En el siglo 16, Colonia se hizo el centro de la vida devocional en Alemania. Fue allí donde Justo Landsberger <'Lansperjio', 1489-1539> escribió el libro Pharetra Divini Amoris, en el cual trata ampliamente de la devoción del Sagrado Co­razón. Gracias a él, que las editó, las revelaciones de Santa Gertrudis fueron conocidas y se extendieron por toda Euro­pa. Por los Cartujos de Colonia fue como San Pedro Canisio, doctor de la Iglesia, se inició en la devoción.

Sigue el tiempo de San Francisco de Sales y de Santa Jua­na Francisca de Chantal <1572-1641>, fundadores de la Visi­tación; y otros muchos. Ha de notarse que, aún antes del tiempo de Santa Margarita María, la reciente Sociedad de Je­sús contribuyó mucho a la extensión de esta devoción. El más importante entre ellos fue San Pedro Canisio, pero hay otros muchos, por ejemplo Diego Álvarez de Paz S. J., que llegó a Lima en 1585. Después de cuatro años fue a Quito en el Ecuador, donde quedó doce años y escribió su obra monu­mental La Vida Espiritual y su Perfección. Se publicó en tres tomos en París el año 1608. Se trata del primer gran tratado teológico escrito en las Américas, donde ya constan precio­sas reflexiones sobre el Corazón de Jesús. En Quito, Padre Diego empezó un movimiento de espiritualidad caracteriza­do por una vigorosa devoción del Sagrado Corazón, y ese mo­vimiento se volvió una verdadera escuela, con muchos ilustres representantes. Padre Juan Díaz Camacho de Sierra, que llegó a Quito el año 1623; el padre José María Maugeri, el primer gran apóstol de esa devoción en América latina, y Santa Ma­riana de Jesús Paredes y Flores, nacida en Quito en 1618, y canonizada en 1950, son unos ejemplos[12].

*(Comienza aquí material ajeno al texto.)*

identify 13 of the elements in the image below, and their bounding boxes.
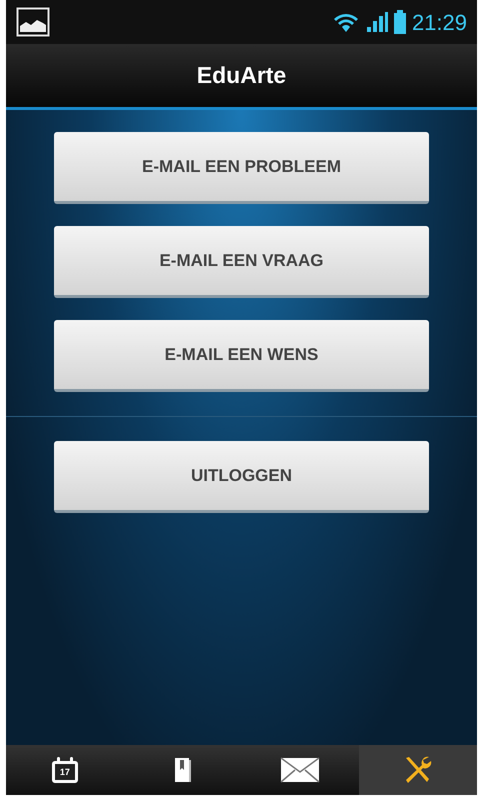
wifi-icon xyxy=(332,11,360,33)
book-icon xyxy=(172,756,193,784)
clock: 21:29 xyxy=(412,8,467,36)
battery-icon xyxy=(394,10,406,34)
menu-button[interactable]: E-MAIL EEN PROBLEEM xyxy=(54,132,429,204)
menu-button[interactable]: UITLOGGEN xyxy=(54,441,429,513)
image-icon xyxy=(16,7,50,37)
menu-button[interactable]: E-MAIL EEN VRAAG xyxy=(54,226,429,298)
app-title: EduArte xyxy=(196,61,286,90)
menu-button[interactable]: E-MAIL EEN WENS xyxy=(54,320,429,392)
envelope-icon xyxy=(280,757,320,783)
signal-icon xyxy=(366,11,388,33)
nav-tab[interactable] xyxy=(359,745,477,795)
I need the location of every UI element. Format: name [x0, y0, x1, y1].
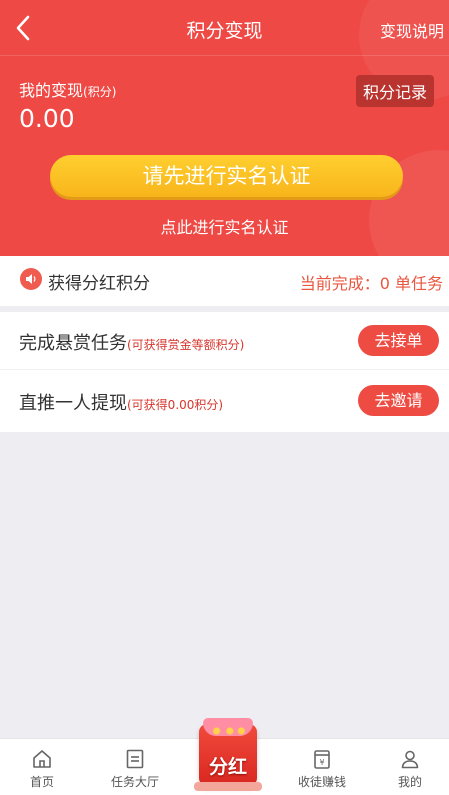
- list-item: 完成悬赏任务(可获得赏金等额积分) 去接单: [0, 312, 449, 370]
- balance-label: 我的变现(积分): [19, 77, 116, 101]
- tab-dividend[interactable]: 分红: [190, 718, 266, 795]
- tab-label: 我的: [397, 775, 422, 789]
- progress-count: 0: [379, 274, 390, 293]
- home-icon: [33, 750, 51, 768]
- tab-task-hall[interactable]: 任务大厅: [100, 739, 170, 795]
- header-banner: 积分变现 变现说明 我的变现(积分) 0.00 积分记录 请先进行实名认证 点此…: [0, 0, 449, 256]
- svg-text:¥: ¥: [319, 758, 324, 767]
- coins-decor: [209, 726, 247, 736]
- tab-label: 首页: [29, 775, 54, 789]
- list-item: 直推一人提现(可获得0.00积分) 去邀请: [0, 372, 449, 430]
- task-name: 直推一人提现(可获得0.00积分): [19, 389, 223, 415]
- accept-order-button[interactable]: 去接单: [358, 325, 439, 356]
- task-title: 直推一人提现: [19, 393, 127, 414]
- user-icon: [401, 750, 419, 769]
- verify-identity-link[interactable]: 点此进行实名认证: [0, 214, 449, 238]
- task-hint: (可获得赏金等额积分): [127, 338, 245, 352]
- balance-unit: (积分): [83, 85, 117, 99]
- balance-label-text: 我的变现: [19, 81, 84, 100]
- task-hint: (可获得0.00积分): [127, 398, 224, 412]
- progress-suffix: 单任务: [394, 274, 443, 293]
- task-title: 完成悬赏任务: [19, 333, 127, 354]
- task-name: 完成悬赏任务(可获得赏金等额积分): [19, 329, 244, 355]
- tab-label: 任务大厅: [110, 775, 159, 789]
- nav-bar: 积分变现 变现说明: [0, 0, 449, 56]
- task-list-icon: [126, 749, 144, 769]
- dividend-panel: 获得分红积分 当前完成：0 单任务: [0, 256, 449, 306]
- task-progress: 当前完成：0 单任务: [300, 270, 443, 294]
- invite-button[interactable]: 去邀请: [358, 385, 439, 416]
- balance-value: 0.00: [19, 104, 75, 133]
- progress-prefix: 当前完成：: [299, 274, 380, 293]
- speaker-icon: [20, 268, 42, 290]
- tab-mine[interactable]: 我的: [375, 739, 445, 795]
- red-envelope-base: [194, 782, 262, 791]
- cash-out-info-link[interactable]: 变现说明: [380, 18, 444, 42]
- money-jar-icon: ¥: [314, 750, 330, 769]
- task-list: 完成悬赏任务(可获得赏金等额积分) 去接单 直推一人提现(可获得0.00积分) …: [0, 312, 449, 432]
- tab-home[interactable]: 首页: [7, 739, 77, 795]
- verify-identity-button[interactable]: 请先进行实名认证: [50, 155, 403, 197]
- tab-apprentice[interactable]: ¥ 收徒赚钱: [287, 739, 357, 795]
- tab-label: 收徒赚钱: [297, 775, 346, 789]
- points-record-button[interactable]: 积分记录: [355, 75, 434, 107]
- dividend-tab-label: 分红: [208, 756, 247, 778]
- dividend-label: 获得分红积分: [48, 274, 150, 294]
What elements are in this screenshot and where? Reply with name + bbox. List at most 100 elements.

El misticismo medieval del Sagrado Corazón se expresó en oraciones, poesía, himnos y autos sacramentales. Con esa creciente publicidad están relacionados también los orígenes de un culto litúrgico: la fiesta de la Sagrada Lanza, instituida por el Papa Inocencio VI en 1353; la fiesta de las cinco Llagas, celebrada en los monasterios de los dominicos en Alemania, ya en el medioevo. La escena estaba preparada para la santa de Paray-le-Monial, que tuvo que promover el movimiento para la celebración litúrgica de este misterio en la Iglesia uni­versal.